The federal government has said it will be difficult to allow the 11 electricity distribution companies (Discos) in Nigeria’s power market charge new rates on electricity they supply to their customers across the country because the country does not have an accurate record of electricity consumers in the Discos’ networks or enough customers that are metered by the Discos.

Speaking on a Channels Television early morning show January 10, 2018, in Abuja, Minister of Power, Works and Housing, Mr. Babatunde Fashola, defended the decision of the Nigerian Electricity Regulatory Commission (NERC) to hold back the implementation of up to three consecutive tariff reviews.

Fashola stated that in as much as tariff was important to the commercial operations of the electricity market, the government would want to see that it is fair, and would do this by properly dimensioning the market.

He argued that it was impossible to have a fair tariff in an electricity market that has just about seven million households as its recognized customers out of Nigeria’s 180 million people, adding that proper consumers’ enumeration was required to establish the true basis for calibrating tariffs in the sector.

He also noted that the Discos would have to improve on their deployment of meters to consumption points and that until these were done, approving a cost reflective tariff for the market looked difficult.

“We need to do something with the entire value chain, from tariff to metering to energy conservation, consumer education, to the payment of debts by ministries and departments and ordinary consumers, and all of this are contained in the power sector recovery programme.

“Tariff is important. The agency that decides on tariff is the NERC, not the Ministry of Power, Works and Housing, and not the Minister for Power. The minister has no power over tariff under the law. When the last tariff was passed, I had no power and didn’t approve it, it was NERC that approved it. All I had was an opinion which I expressed,” said Fashola.

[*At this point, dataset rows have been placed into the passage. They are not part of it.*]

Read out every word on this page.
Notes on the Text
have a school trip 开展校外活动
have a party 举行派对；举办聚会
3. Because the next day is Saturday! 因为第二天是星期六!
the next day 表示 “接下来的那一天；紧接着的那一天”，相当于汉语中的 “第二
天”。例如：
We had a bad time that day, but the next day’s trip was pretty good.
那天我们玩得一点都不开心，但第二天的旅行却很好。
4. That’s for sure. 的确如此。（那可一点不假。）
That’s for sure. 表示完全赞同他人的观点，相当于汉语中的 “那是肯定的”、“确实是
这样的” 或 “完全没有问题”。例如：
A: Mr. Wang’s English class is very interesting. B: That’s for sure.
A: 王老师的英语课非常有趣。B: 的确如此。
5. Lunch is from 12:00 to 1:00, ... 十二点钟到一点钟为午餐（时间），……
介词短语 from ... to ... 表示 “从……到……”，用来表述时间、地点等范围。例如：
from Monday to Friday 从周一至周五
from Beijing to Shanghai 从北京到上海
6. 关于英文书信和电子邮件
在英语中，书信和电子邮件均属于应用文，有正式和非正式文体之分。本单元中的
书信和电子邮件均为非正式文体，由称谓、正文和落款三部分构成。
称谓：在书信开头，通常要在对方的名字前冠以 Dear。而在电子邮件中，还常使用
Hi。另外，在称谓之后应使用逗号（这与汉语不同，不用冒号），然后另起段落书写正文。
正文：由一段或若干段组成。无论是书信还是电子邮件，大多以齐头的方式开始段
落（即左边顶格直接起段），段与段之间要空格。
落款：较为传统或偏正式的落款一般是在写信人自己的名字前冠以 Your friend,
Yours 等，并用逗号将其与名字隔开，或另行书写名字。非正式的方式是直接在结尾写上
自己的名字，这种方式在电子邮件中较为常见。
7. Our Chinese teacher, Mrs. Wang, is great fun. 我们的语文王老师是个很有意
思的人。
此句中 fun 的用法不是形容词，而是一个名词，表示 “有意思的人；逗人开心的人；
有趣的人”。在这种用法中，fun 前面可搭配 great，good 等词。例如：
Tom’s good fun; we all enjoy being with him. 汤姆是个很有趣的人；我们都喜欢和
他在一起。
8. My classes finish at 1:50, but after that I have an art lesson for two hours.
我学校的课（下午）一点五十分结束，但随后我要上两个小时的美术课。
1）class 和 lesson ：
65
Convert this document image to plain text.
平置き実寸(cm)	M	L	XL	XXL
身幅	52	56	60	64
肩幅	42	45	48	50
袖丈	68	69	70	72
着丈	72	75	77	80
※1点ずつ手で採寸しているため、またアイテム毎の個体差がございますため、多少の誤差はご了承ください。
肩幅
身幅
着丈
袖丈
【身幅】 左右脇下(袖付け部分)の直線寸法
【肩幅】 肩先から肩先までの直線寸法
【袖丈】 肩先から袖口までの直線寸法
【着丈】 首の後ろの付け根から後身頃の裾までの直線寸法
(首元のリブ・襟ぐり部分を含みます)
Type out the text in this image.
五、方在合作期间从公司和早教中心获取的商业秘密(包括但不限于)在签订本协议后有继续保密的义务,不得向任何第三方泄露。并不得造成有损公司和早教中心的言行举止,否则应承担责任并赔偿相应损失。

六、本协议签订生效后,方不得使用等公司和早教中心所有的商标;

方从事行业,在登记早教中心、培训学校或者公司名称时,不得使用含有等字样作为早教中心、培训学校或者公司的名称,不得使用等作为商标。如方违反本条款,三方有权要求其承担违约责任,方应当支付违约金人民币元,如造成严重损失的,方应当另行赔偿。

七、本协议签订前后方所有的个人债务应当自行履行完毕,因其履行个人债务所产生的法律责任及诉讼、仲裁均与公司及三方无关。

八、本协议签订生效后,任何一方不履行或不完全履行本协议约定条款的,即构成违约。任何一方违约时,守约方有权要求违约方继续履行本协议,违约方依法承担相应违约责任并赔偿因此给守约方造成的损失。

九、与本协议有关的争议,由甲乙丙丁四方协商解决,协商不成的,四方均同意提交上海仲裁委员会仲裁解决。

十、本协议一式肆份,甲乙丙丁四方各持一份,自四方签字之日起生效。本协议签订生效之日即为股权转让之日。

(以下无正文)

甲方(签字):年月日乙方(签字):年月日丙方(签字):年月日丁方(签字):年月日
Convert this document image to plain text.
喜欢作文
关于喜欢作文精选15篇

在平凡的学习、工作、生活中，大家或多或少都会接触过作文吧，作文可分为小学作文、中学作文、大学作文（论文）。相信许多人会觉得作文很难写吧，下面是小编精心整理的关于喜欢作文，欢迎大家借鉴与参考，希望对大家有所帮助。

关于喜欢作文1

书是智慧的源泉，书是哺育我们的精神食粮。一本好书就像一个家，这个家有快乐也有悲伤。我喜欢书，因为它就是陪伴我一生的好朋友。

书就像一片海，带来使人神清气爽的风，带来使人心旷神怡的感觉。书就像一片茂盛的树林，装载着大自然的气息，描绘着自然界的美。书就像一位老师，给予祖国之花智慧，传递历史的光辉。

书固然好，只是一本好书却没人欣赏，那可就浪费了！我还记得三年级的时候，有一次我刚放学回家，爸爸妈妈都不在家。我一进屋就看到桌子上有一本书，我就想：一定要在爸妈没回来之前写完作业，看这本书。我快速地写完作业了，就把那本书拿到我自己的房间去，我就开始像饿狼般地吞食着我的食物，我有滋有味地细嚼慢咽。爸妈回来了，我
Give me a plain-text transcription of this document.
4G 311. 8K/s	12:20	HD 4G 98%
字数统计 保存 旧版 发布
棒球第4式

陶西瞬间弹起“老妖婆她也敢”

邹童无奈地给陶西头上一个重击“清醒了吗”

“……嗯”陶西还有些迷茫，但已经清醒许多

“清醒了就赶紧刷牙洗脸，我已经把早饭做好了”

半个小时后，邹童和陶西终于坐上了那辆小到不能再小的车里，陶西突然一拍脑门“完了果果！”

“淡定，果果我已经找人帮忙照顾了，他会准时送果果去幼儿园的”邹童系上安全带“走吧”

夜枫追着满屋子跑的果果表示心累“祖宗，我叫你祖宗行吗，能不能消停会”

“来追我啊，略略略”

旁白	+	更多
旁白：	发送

He further explained: “My opinion as at today is that before we can review tariffs, we should increase metering, we should also increase consumer audit to actually properly dimension the economy and see whether the unit cost is understated or overstated.

“Because, if you have a market, an electricity market where seven million households are all that is in the database as consuming electricity in Nigeria, I am not sure that data is correct. So, if the tariff is one naira and applied to seven million households, it is possible that if they are actually 14 million households, you may collect more without necessarily increasing the tariffs but properly dimensioning the market.”

The minister stated: “So, I will like to see more consumer enumeration, consumer audit, and identification, I will like to see more metering and more education in order to properly dimension the market, and the regulator is working on it because tariff is also a function of the investments that have been made.